The d-pad has also been overhauled, featuring a cross design lying on top of a plate, theoretically making for more precise inputs. Finally, the triggers, bumpers, and grips now all come with textured patterns, which is a small improvement, but a welcome one nonetheless.
Fittingly enough, the new Xbox controller is going to cost as much as the Xbox One controller at $59.99, and at launch, it will come in three colours. There’s the Carbon Black controller, which you’ll get with the Xbox Series X. The Robot White controller is being paired with the Xbox Series S. Meanwhile, Microsoft recently also unveiled the new Shock Blue controller, which is primarily blue (duh), with black face buttons, shoulder buttons, home button, and d-pad, and a white back panel to provide even more contrast. The Shock Blue controller is a little costlier than the other two at $64.99.
Game sizes have been increasing at a rapid rate these past few years, and there’s no reason to believe that’s going to stop any time soon, especially with next-gen technology allowing developers to make games that are bigger, look better, and are more technically demanding. As such, we’re all going to need plenty of storage on our consoles- and on the Xbox, that’s not going to come cheap.

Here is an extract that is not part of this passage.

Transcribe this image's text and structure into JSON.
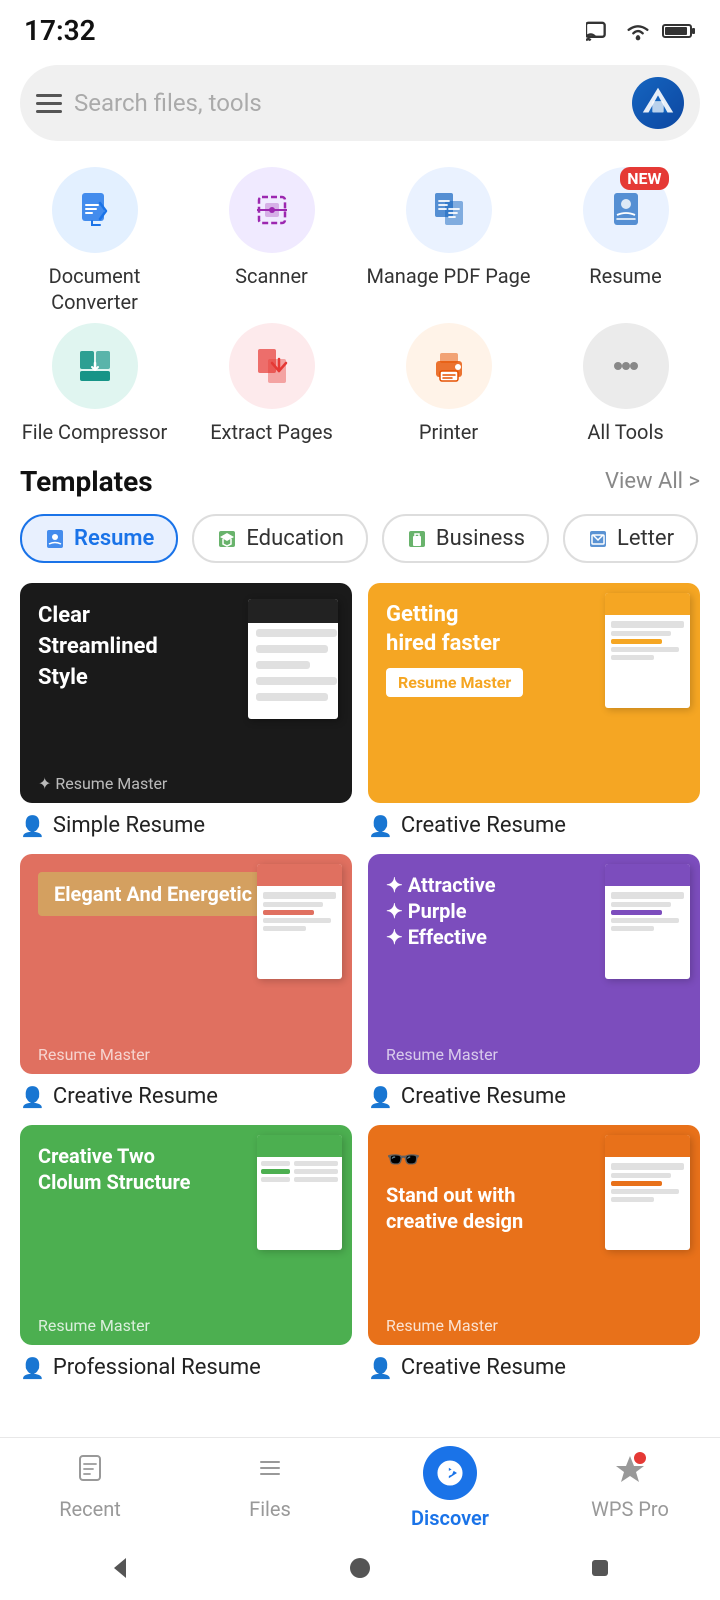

Microsoft are collaborating with Seagate, as they have often done in the past, to release the Xbox Series X and Series S’ official 1TB storage expansion, and it’s going to cost a whopping $219.99. That’s a pretty steep price, and particularly bad news for those who’re getting an Xbox Series S instead of the Series X. That’s because the Series S only has an internal storage of 512 GB, which is a pretty small number, especially by current standards. Microsoft have said that game sizes on the Xbox Series S will be about 30% smaller than on the Series X, but we’re not sure if that will be enough to make up for this issue.
Of course, you can still always go with external HDDs to increase your storage capacity- but there’s a caveat here as well. The Seagate expansion is, at least for now, going to be the only expansion that will replicate the Xbox Velocity Architecture, and you need the Xbox Velocity Architecture to run games optimized for the Xbox Series S and Series X. So what exactly does that mean? Well, if you use any expansion other than this ridiculously pricey one by Seagate, you’ll only be able to use it to store original Xbox, Xbox 360, and Xbox One games.
So yeah, this isn’t ideal by any means. Hopefully, down the line, there will either be a price cut or some cheaper options will be made available, because an SSD expansion that costs just $80 less than the Series S itself is the exact opposite of compelling pricing.
RECHARGEABLE BATTERY PACK
Like the Xbox 360 and Xbox One before it, the Xbox Series X and Series S’ new controller is still going to be running on AA batteries. That has its own advantages, of course, especially in the long run, but if you’re looking to instead switch to a rechargeable controller, you’re going to be able to do that with the Xbox Rechargeable Battery Pack.
It’ll function the way you would expect it to. You can plug a USB-C cable (which comes with the battery pack) into the battery at any time, and charge the controller even while you’re playing it (something that’s been the norm in console controllers for years but is a bit of a novelty for Xbox, at least as far as official solutions from Microsoft are concerned.
There’s no word on what the battery life for this thing is going to be, but Microsoft have confirmed that it will recharge to full capacity in under 4 hours, which is… decent, we suppose? The Xbox Rechargeable Battery Pack will cost $24.99. Collectively, the new Xbox controller and battery pack will cost $85. In comparison, the DualSense costs $70.